Take nothing personally from others
“So that’s it, you’re done? You’re getting success and you just quit? You do this every FUCKING time! Keep your mouth shut and fuck off”.
That’s a response I got because I took a break from releasing a newsletter last week. It’s always when we’re feeling the worst that we seem to get these unsanctioned barrages.
It didn’t bother me. There are so many factors that determine specific interactions that it’s not even worth wondering if outside events determine our internal worth in any way.
Let’s look at this person who is charmingly having logorrhea all over my face. They have whatever is going on in their day or life that’s stressing them out. They see me in a dejected state and are disappointed by my decision to bypass a week of my newsletter in order for me to do what it is I had to do. Their disappointment now triggers everything that’s been building up inside of them, and a vicious tongue lashing begins.
They are tongue lashing the dejected state you are currently portraying. Remember, seeming is different than being. Now, however we respond is going to be targeted at their current tongue-lashing state, that resulted from their buildup of stress that was detonated by them being disappointed in an action I took for the sake of my own interest.
It’s a bizarre battle between human-seemings, not human-beings. How many degrees of separation are there before we actually reach the depth of someone attacking the spirit of who are. There’s no room for taking these things personally and on top of that, they very, VERY, rarely, are.

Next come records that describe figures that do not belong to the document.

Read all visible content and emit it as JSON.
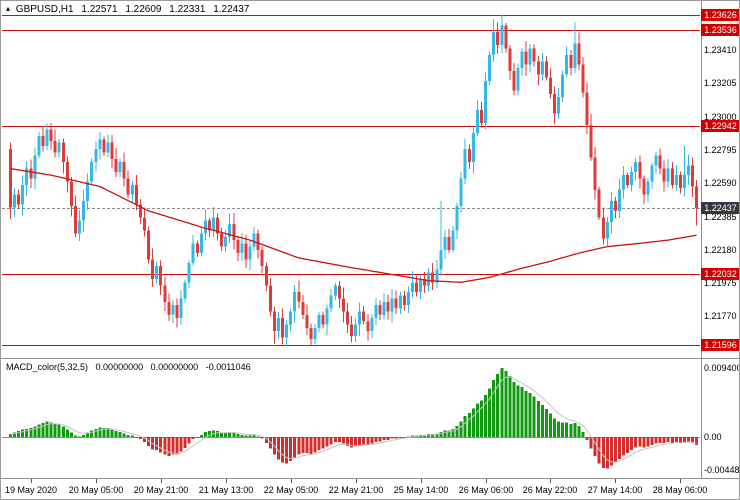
{
  "header": {
    "symbol_period": "GBPUSD,H1",
    "open": "1.22571",
    "high": "1.22609",
    "low": "1.22331",
    "close": "1.22437"
  },
  "icons": {
    "symbol_marker": "▴"
  },
  "indicator": {
    "name": "MACD_color(5,32,5)",
    "value1": "0.00000000",
    "value2": "0.00000000",
    "value3": "-0.0011046",
    "axis_labels": [
      "0.0094008",
      "0.00",
      "-0.0044856"
    ]
  },
  "price_axis": {
    "ticks": [
      "1.23410",
      "1.23205",
      "1.23000",
      "1.22795",
      "1.22590",
      "1.22385",
      "1.22180",
      "1.21975",
      "1.21770"
    ],
    "current_label": "1.22437"
  },
  "time_axis": {
    "labels": [
      {
        "bar": 5,
        "text": "19 May 2020"
      },
      {
        "bar": 21,
        "text": "20 May 05:00"
      },
      {
        "bar": 37,
        "text": "20 May 21:00"
      },
      {
        "bar": 53,
        "text": "21 May 13:00"
      },
      {
        "bar": 69,
        "text": "22 May 05:00"
      },
      {
        "bar": 85,
        "text": "22 May 21:00"
      },
      {
        "bar": 101,
        "text": "25 May 14:00"
      },
      {
        "bar": 117,
        "text": "26 May 06:00"
      },
      {
        "bar": 133,
        "text": "26 May 22:00"
      },
      {
        "bar": 149,
        "text": "27 May 14:00"
      },
      {
        "bar": 165,
        "text": "28 May 06:00"
      }
    ]
  },
  "chart_data": {
    "type": "candlestick",
    "symbol": "GBPUSD",
    "timeframe": "H1",
    "title": "GBPUSD,H1 with MACD_color(5,32,5)",
    "price_range": [
      1.2152,
      1.237
    ],
    "open_first": 1.228,
    "closes": [
      1.2244,
      1.2252,
      1.2246,
      1.2258,
      1.2268,
      1.2262,
      1.2276,
      1.2288,
      1.2282,
      1.2292,
      1.2285,
      1.2278,
      1.2284,
      1.2272,
      1.226,
      1.2245,
      1.2228,
      1.2236,
      1.2248,
      1.226,
      1.2272,
      1.228,
      1.2286,
      1.2278,
      1.2284,
      1.2274,
      1.2266,
      1.2272,
      1.2262,
      1.2252,
      1.2258,
      1.2246,
      1.2238,
      1.223,
      1.2212,
      1.22,
      1.2208,
      1.2196,
      1.2186,
      1.2178,
      1.2184,
      1.2176,
      1.2188,
      1.2198,
      1.221,
      1.2222,
      1.2216,
      1.2228,
      1.2236,
      1.223,
      1.2238,
      1.2228,
      1.222,
      1.2226,
      1.2234,
      1.2224,
      1.2216,
      1.2222,
      1.2212,
      1.222,
      1.2228,
      1.2218,
      1.2208,
      1.2196,
      1.218,
      1.2168,
      1.2176,
      1.2164,
      1.2172,
      1.218,
      1.2192,
      1.2186,
      1.2178,
      1.217,
      1.2163,
      1.217,
      1.2178,
      1.2172,
      1.2182,
      1.219,
      1.2196,
      1.2188,
      1.218,
      1.2172,
      1.2165,
      1.2172,
      1.218,
      1.2174,
      1.2168,
      1.2176,
      1.2184,
      1.2178,
      1.2186,
      1.218,
      1.2188,
      1.2182,
      1.219,
      1.2184,
      1.2192,
      1.2198,
      1.2192,
      1.22,
      1.2196,
      1.2204,
      1.2198,
      1.2206,
      1.2218,
      1.2226,
      1.2218,
      1.223,
      1.2245,
      1.2262,
      1.228,
      1.2272,
      1.229,
      1.2304,
      1.2296,
      1.2322,
      1.2338,
      1.2352,
      1.2344,
      1.2356,
      1.2342,
      1.2328,
      1.2316,
      1.233,
      1.234,
      1.2332,
      1.2342,
      1.2334,
      1.2326,
      1.2334,
      1.2324,
      1.2314,
      1.2302,
      1.2312,
      1.2326,
      1.2338,
      1.233,
      1.2345,
      1.2332,
      1.2315,
      1.2295,
      1.2275,
      1.2255,
      1.2238,
      1.2225,
      1.2235,
      1.2248,
      1.2242,
      1.2255,
      1.2264,
      1.2258,
      1.2266,
      1.2272,
      1.2262,
      1.2252,
      1.226,
      1.227,
      1.2276,
      1.2268,
      1.226,
      1.2268,
      1.2258,
      1.2264,
      1.2256,
      1.2264,
      1.227,
      1.22571,
      1.22437
    ],
    "wick_overrides": {
      "65": [
        null,
        1.216
      ],
      "67": [
        null,
        1.21596
      ],
      "84": [
        null,
        1.2161
      ],
      "106": [
        1.2248,
        null
      ],
      "119": [
        1.236,
        null
      ],
      "121": [
        1.23626,
        null
      ],
      "139": [
        1.2358,
        null
      ],
      "166": [
        1.2282,
        null
      ],
      "169": [
        1.22609,
        1.22331
      ]
    },
    "levels": [
      {
        "price": 1.23626,
        "label": "1.23626"
      },
      {
        "price": 1.23536,
        "label": "1.23536"
      },
      {
        "price": 1.22942,
        "label": "1.22942"
      },
      {
        "price": 1.22032,
        "label": "1.22032"
      },
      {
        "price": 1.21596,
        "label": "1.21596"
      }
    ],
    "current_price": 1.22437,
    "ma_waypoints": [
      [
        0,
        1.2268
      ],
      [
        10,
        1.2264
      ],
      [
        22,
        1.2257
      ],
      [
        34,
        1.2242
      ],
      [
        47,
        1.2232
      ],
      [
        59,
        1.2224
      ],
      [
        71,
        1.2213
      ],
      [
        84,
        1.2207
      ],
      [
        96,
        1.2202
      ],
      [
        103,
        1.2199
      ],
      [
        111,
        1.2198
      ],
      [
        118,
        1.2201
      ],
      [
        125,
        1.2206
      ],
      [
        133,
        1.2211
      ],
      [
        140,
        1.2216
      ],
      [
        147,
        1.222
      ],
      [
        155,
        1.2222
      ],
      [
        162,
        1.2224
      ],
      [
        169,
        1.2227
      ]
    ],
    "macd": {
      "type": "histogram+signal",
      "signal_period": 5,
      "range": [
        -0.0044856,
        0.0094008
      ],
      "values": [
        0.0004,
        0.0006,
        0.0008,
        0.001,
        0.0011,
        0.0012,
        0.0014,
        0.0017,
        0.0019,
        0.0021,
        0.002,
        0.0018,
        0.0017,
        0.0014,
        0.001,
        0.0006,
        0.0002,
        0.0001,
        0.0003,
        0.0006,
        0.0009,
        0.0011,
        0.0013,
        0.0012,
        0.0012,
        0.001,
        0.0008,
        0.0007,
        0.0005,
        0.0003,
        0.0002,
        0.0,
        -0.0003,
        -0.0007,
        -0.0012,
        -0.0017,
        -0.0018,
        -0.0021,
        -0.0024,
        -0.0026,
        -0.0024,
        -0.0024,
        -0.002,
        -0.0015,
        -0.0009,
        -0.0003,
        -0.0001,
        0.0003,
        0.0007,
        0.0008,
        0.0009,
        0.0008,
        0.0006,
        0.0006,
        0.0007,
        0.0006,
        0.0004,
        0.0003,
        0.0002,
        0.0002,
        0.0003,
        0.0001,
        -0.0002,
        -0.0008,
        -0.0016,
        -0.0024,
        -0.0031,
        -0.0035,
        -0.0036,
        -0.0033,
        -0.0028,
        -0.0024,
        -0.0022,
        -0.0022,
        -0.0023,
        -0.0021,
        -0.0018,
        -0.0016,
        -0.0013,
        -0.001,
        -0.0007,
        -0.0007,
        -0.0009,
        -0.0012,
        -0.0014,
        -0.0013,
        -0.0011,
        -0.001,
        -0.001,
        -0.0009,
        -0.0007,
        -0.0006,
        -0.0004,
        -0.0004,
        -0.0002,
        -0.0002,
        0.0,
        0.0,
        0.0001,
        0.0002,
        0.0002,
        0.0003,
        0.0003,
        0.0004,
        0.0004,
        0.0005,
        0.0007,
        0.0009,
        0.0009,
        0.0011,
        0.0015,
        0.0021,
        0.0029,
        0.0033,
        0.0039,
        0.0046,
        0.005,
        0.0057,
        0.0066,
        0.0078,
        0.0086,
        0.0094008,
        0.009,
        0.0083,
        0.0075,
        0.007,
        0.0068,
        0.0063,
        0.006,
        0.0055,
        0.0049,
        0.0044,
        0.0038,
        0.0032,
        0.0025,
        0.0021,
        0.002,
        0.002,
        0.0018,
        0.0019,
        0.0015,
        0.0007,
        -0.0004,
        -0.0016,
        -0.0026,
        -0.0036,
        -0.0042,
        -0.0043,
        -0.0039,
        -0.0035,
        -0.003,
        -0.0025,
        -0.0022,
        -0.0018,
        -0.0014,
        -0.0013,
        -0.0014,
        -0.0013,
        -0.0011,
        -0.0009,
        -0.0008,
        -0.0008,
        -0.0007,
        -0.0008,
        -0.0007,
        -0.0008,
        -0.0007,
        -0.0006,
        -0.0008,
        -0.0011046
      ]
    }
  },
  "colors": {
    "bg": "#ffffff",
    "frame": "#909090",
    "bull": "#33b9e8",
    "bear": "#e03a3a",
    "ma": "#cc1111",
    "level_line": "#c41212",
    "level_badge": "#d40000",
    "current_badge": "#33383e",
    "current_line": "#8a8a8a",
    "macd_up": "#0f9a0f",
    "macd_down": "#d22d2d",
    "macd_signal": "#c4c4c4",
    "zero_line": "#8c8c8c",
    "axis_text": "#000000"
  }
}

The flow is great, yet the ebb arrives anyway. Learning to surf the shadows of the Ebbs has tremendously helped me in weakening their grip on me. Peer support has helped me feel less ashamed, more free and healthier in how I express my depression. Mindfully evaluating my thoughts has helped me identify and castrate the automatic negative thoughts that were wreaking havoc in my brain. Reaffirming or redirecting my aims, whichever proved necessary, helped me defeat listlessness and made sure I had a target to aim for that filled me with purpose. Taking responsibility for my mental health and brushing off the opinion of others has helped me mitigate an incredible amount of potential external damage to my mental health.
It’s frustrating and can feel like being dealt a shitty hand in life. I mean who wants to feel like they have to work incredibly hard at managing something that others may not have to? If we can put away our pride and enjoy the process of getting better, we’re in for one hell of a rewarding ride.
What do you do to get yourself out of darker spaces? What strategies do you employ to help you see the sunlight again? Feel free to share in the comments!
Nur your capacity to notice your ebbs and flows so mindfully is a testament to the work you have done internally. I know that noticing does not necessarily reduce the suffering...but I know for sure it helps others. I don't think we can underestimate the value of the experience that many will have reading your work and the inner response they may have..."oh...so I am in fact not the only one who goes through this". Some struggle to go to support groups, but reading what you say meets a really important place in people I think. Thank you for what you do.
'Our mental health is not our fault.'
A great point, Nur. It's very important to remind ourselves of this fact and not place even more emotional burdens on ourselves.